Это, должно быть, было человеком однажды, или произошло от людей. У этого было человеческое лицо, кроме его головы размером шести или семи нормальных голов. И у этого было множество рук. Никакого оружия — и никаких бедер или ног — только грузы рук, торчащие как булавки из игольницы. Это было несколько метров шириной и возможно десять или одиннадцать метров длиной. Его тело сужалось назад как у гигантского слизняка. Это ползало вперед медленно на сотнях пальцев, тащась, хотя оно выглядело способным к перемещению более быстро, если оно желало. Оно имело только один огромный налитый кровью глаз, висящий низко на левой стороне его лица. Несколько ушей усеивали его голову в различных местах, и там было два огромных, выпуклых носа высоко над верхней губой. Его кожа была грязная белого цвета, висящая от его непристойной структуры в отвисших, дряблых сгибах, которые дико дрожали каждый раз от его перемещений.
Эванна назвала бы монстра хорошо. Это было крайне и полностью гротескно. Никакие другие слова не могли передать его отталкивающие качества так просто и ясно.
Когда я оправился от своего первоначального шока, я сосредоточился на том, что происходит. Голый мальчик встал на колени перед Гротеском, широко раскинув руки, ревя много раз, «Кулашка! Кулашка! Кулашка!»
Пока мальчик ревел, а люди скандировали, Гротеск остановился и поднял голову. Он сделало это как змея, выгибая тело назад так, чтобы передняя часть пошла вперед. Оттуда, где мы скрывались, я получил более близкий обзор на его лицо. Оно было шероховатым и плохо сформированным, как будто оно было вырезано из шпаклевки скульптором с шаткой рукой. Всюду были клочья волос, куда бы я ни посмотрел, противные темные пучки, в которых больше образований кожи, чем волос. Я не видел зубов в его зияющей пасте, за исключением двух длинных, кривых клыков в первых рядах.
Гротеск опустил себя и заскользил вокруг группы людей. Он оставил тонкий, слизистый след пота. Пот медленно сочился из пор на всем протяжении его тела. Я поймал соленый запах, и хотя он не был сильнее запаха гигантской жабы, его было достаточно, чтобы заставить меня зажать рукой нос и рот так, чтобы меня не вырвало. Люди — Кулашка, из-за отсутствия лучшего слова — не возражали против зловония. Они становились на колени как перед своим … богом? Королем? Домашним животным? … независимо от того, что это было он прошел и протер их лица следами своего пота. Некоторые даже высунули языки и лизнули его!

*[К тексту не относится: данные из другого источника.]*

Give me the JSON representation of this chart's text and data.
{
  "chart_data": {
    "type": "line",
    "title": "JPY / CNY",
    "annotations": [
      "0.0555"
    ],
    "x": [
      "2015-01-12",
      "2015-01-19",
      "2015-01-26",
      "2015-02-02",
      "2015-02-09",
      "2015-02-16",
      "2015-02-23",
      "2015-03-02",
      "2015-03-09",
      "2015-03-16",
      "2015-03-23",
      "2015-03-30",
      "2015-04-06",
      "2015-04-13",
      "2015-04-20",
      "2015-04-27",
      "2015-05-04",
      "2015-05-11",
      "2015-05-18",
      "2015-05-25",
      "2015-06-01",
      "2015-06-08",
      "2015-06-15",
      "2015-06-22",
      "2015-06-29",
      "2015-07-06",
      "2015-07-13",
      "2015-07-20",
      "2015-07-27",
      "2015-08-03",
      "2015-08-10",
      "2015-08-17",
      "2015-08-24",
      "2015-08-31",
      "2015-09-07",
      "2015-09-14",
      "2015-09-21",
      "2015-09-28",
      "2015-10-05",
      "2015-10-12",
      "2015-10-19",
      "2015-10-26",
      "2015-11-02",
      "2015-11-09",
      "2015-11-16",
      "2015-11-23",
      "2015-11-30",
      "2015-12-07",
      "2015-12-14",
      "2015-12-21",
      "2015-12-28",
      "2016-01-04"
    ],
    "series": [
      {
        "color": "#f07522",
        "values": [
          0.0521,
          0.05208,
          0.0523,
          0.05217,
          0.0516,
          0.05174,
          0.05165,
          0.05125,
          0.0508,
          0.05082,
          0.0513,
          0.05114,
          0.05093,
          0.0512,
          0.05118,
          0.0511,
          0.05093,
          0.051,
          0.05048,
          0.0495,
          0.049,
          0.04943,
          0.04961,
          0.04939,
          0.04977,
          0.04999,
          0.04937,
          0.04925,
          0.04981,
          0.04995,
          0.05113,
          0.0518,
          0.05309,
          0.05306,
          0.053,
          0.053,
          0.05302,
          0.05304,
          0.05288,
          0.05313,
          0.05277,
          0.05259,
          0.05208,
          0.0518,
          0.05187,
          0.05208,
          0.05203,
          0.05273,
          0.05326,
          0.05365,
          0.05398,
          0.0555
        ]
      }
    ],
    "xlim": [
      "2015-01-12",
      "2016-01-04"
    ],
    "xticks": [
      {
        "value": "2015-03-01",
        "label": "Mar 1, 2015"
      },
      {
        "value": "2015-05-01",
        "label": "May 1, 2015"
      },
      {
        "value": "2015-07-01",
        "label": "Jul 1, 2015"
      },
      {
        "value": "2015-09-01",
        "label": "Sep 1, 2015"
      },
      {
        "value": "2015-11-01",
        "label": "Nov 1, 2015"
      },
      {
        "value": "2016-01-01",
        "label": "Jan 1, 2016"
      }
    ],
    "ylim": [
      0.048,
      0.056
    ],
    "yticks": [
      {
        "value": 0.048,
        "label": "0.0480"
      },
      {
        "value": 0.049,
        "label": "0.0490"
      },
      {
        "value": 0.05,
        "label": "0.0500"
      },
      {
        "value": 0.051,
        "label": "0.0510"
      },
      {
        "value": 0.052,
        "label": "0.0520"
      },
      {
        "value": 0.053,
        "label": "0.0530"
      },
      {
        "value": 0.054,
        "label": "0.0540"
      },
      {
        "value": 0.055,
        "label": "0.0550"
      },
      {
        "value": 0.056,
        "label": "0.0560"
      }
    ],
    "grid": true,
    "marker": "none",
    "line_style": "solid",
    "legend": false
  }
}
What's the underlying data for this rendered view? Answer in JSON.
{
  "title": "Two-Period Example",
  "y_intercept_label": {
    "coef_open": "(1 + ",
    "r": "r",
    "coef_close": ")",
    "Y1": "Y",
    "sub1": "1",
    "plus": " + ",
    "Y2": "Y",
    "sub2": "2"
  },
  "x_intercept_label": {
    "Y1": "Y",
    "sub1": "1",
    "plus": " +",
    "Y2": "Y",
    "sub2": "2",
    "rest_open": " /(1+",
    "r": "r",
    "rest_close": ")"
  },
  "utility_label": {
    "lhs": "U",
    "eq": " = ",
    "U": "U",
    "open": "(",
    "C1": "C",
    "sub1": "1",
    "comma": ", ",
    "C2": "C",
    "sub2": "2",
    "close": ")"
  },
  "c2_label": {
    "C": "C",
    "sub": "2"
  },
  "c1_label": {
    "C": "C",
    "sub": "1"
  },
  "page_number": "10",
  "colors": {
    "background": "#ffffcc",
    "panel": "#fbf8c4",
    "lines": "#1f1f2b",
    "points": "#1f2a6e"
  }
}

Когда Гротеск прокружил вокруг всех своих поклонников, он вернулся к мальчику на фронте. Снова поднял голову, наклонился вперед и высунул свой язык, огромную розовую плиту, с капающими толстыми шариками слюны. Он облизал лицо мальчика. Тот не вздрогнул, но гордо улыбнулся. Гротеск облизал его снова, затем обернул свое неестественное тело вокруг него раз, два, и три раза, и задушил его своими мясистыми катушками, как удав убивает своих жертв.
Первым моим побуждением было спешить на помощь мальчику, когда я увидел, что он исчезает под потной плотью Гротеска, но я не мог бы его спасти. Кроме того, я видел, что он не хотел быть спасенным. Это было ясно по его улыбке, что он считал это честью. Поэтому я остался, пригнулся в траве и не выходил из нее.